One major tool for the linguistic consistency and quality assurance of the EU translation has always been its common terminology interactively collected and provided by the biggest multilingual database IATE, managed and fed in common by all Institutions and containing some 8 million terms. Its new version offers all possibilities of connection with any software through APIs and web services and very advanced features like term recognition and downloading of domain-specific and filtered term-bases for each text to translate.

As a Terminology Coordination service, we have always made sure that the terminology resources and platforms are connected with the CAT tools and available on the translators’ desktop.

This has been technically easy both with the statistical machine translation tools and with the CAT tools, where you can impose what resources the machine uses to produce the automated translation. The human keeps the total control of teaching the machine.

Neural MT, using artificial intelligence, represents a risk for being “too clever”. This autodidact tool hardly accepts human orders for filtering or for selecting given terminology. Of course, everything is feasible in IT development as our IT colleagues use to say, but it becomes more and more complex and costly in resources and time.

Nevertheless, we are very concerned about the quality of our final output with the unavoidable increased use of tools based on artificial intelligence.

We realise that NMT can be forced to use only very high-quality terminology resources, i.e. highly reliable, normative terms.

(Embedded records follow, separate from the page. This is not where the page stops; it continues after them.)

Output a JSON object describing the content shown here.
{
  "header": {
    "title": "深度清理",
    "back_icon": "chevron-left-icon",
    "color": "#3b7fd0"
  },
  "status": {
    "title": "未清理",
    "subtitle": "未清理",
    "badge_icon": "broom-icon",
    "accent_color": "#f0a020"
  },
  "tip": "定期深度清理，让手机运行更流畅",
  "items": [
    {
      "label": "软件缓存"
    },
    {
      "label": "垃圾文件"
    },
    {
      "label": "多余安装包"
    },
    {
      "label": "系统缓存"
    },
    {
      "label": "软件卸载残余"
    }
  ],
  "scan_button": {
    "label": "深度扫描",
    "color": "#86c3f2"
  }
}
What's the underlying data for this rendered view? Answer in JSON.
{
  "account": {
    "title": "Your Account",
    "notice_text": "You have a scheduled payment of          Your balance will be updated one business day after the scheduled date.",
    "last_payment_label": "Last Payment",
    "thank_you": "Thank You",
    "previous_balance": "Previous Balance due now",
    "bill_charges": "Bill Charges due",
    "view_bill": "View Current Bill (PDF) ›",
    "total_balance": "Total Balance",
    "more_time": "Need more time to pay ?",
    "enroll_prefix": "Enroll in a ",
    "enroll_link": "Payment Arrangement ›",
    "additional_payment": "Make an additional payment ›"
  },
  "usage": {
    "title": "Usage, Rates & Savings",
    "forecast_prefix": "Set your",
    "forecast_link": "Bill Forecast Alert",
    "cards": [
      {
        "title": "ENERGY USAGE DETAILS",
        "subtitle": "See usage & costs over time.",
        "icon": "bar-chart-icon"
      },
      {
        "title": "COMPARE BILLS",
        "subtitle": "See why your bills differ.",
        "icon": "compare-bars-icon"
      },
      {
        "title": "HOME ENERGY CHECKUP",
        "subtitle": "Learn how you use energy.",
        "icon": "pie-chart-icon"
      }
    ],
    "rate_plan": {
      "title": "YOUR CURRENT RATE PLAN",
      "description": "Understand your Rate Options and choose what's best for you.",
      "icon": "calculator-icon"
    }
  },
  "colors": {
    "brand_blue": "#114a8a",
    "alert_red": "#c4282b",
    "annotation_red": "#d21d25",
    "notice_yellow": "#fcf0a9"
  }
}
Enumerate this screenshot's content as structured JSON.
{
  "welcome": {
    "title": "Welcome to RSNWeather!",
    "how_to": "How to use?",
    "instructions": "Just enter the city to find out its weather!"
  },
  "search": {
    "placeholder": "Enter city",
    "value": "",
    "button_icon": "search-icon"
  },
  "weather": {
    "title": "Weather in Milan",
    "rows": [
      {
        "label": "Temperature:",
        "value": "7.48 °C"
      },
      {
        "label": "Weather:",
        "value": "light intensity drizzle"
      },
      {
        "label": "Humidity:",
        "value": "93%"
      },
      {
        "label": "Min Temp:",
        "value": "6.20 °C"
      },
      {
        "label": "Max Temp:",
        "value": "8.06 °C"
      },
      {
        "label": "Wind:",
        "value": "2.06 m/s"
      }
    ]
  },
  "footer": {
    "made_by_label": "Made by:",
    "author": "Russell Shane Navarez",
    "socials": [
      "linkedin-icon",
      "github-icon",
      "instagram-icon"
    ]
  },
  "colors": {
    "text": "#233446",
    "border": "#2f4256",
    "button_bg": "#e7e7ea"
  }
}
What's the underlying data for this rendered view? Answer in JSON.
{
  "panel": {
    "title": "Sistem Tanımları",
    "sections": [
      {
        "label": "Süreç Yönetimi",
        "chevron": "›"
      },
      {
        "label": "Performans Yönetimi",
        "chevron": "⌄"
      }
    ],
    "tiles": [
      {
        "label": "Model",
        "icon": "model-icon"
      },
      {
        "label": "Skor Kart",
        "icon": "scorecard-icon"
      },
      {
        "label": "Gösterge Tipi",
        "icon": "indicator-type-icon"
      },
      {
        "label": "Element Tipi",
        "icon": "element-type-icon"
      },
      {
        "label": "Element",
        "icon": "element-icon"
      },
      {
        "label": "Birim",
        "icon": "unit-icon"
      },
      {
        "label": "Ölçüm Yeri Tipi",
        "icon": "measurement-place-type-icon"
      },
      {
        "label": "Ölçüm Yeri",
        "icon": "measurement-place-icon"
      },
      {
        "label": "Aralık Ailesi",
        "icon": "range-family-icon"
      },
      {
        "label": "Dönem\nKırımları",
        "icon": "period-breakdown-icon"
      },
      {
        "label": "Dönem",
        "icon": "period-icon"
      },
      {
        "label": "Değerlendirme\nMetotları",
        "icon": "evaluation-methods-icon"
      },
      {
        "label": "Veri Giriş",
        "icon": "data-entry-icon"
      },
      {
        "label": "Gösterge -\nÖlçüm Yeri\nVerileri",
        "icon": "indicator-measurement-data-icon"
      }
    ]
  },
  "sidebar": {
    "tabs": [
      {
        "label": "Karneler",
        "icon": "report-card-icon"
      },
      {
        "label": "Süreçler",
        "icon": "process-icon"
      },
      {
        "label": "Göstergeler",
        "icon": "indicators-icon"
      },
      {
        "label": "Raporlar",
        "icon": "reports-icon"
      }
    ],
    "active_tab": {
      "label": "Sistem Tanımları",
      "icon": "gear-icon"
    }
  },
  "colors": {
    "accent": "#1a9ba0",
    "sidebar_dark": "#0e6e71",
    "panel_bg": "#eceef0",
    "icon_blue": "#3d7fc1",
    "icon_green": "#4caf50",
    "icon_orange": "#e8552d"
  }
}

This led us to step up our efforts to eliminate the noise from our database, to clean it from old and outdated data and to create domain-related collections offering advanced filtering possibilities.

Facing this new challenge for terminology, we also have to reconsider our policy consisting in inserting our resources and features in the pre-translation phase and to focus more on the post-editing and quality checking tools.

In this vertiginous evolution of the tools facilitating translation, we notice that whenever the machine demonstrates a new way of “thinking”, there is every time concern about the quality and linguistic consistency and there is always a pressing request to us to ensure the easy and efficient access to and use of the terminology. It is and will always remain the means to ensure quality.

From now on and at every future step of the evolution of linguistic tools, IT professionals need to be aware of the importance of terminology but also a closely cooperate with linguists in order to integrate it in the best way and to profit from the terminology resources at the most appropriate stage of the process.

Written by Rodolfo Maslias

Terminology Coordination

European Parliament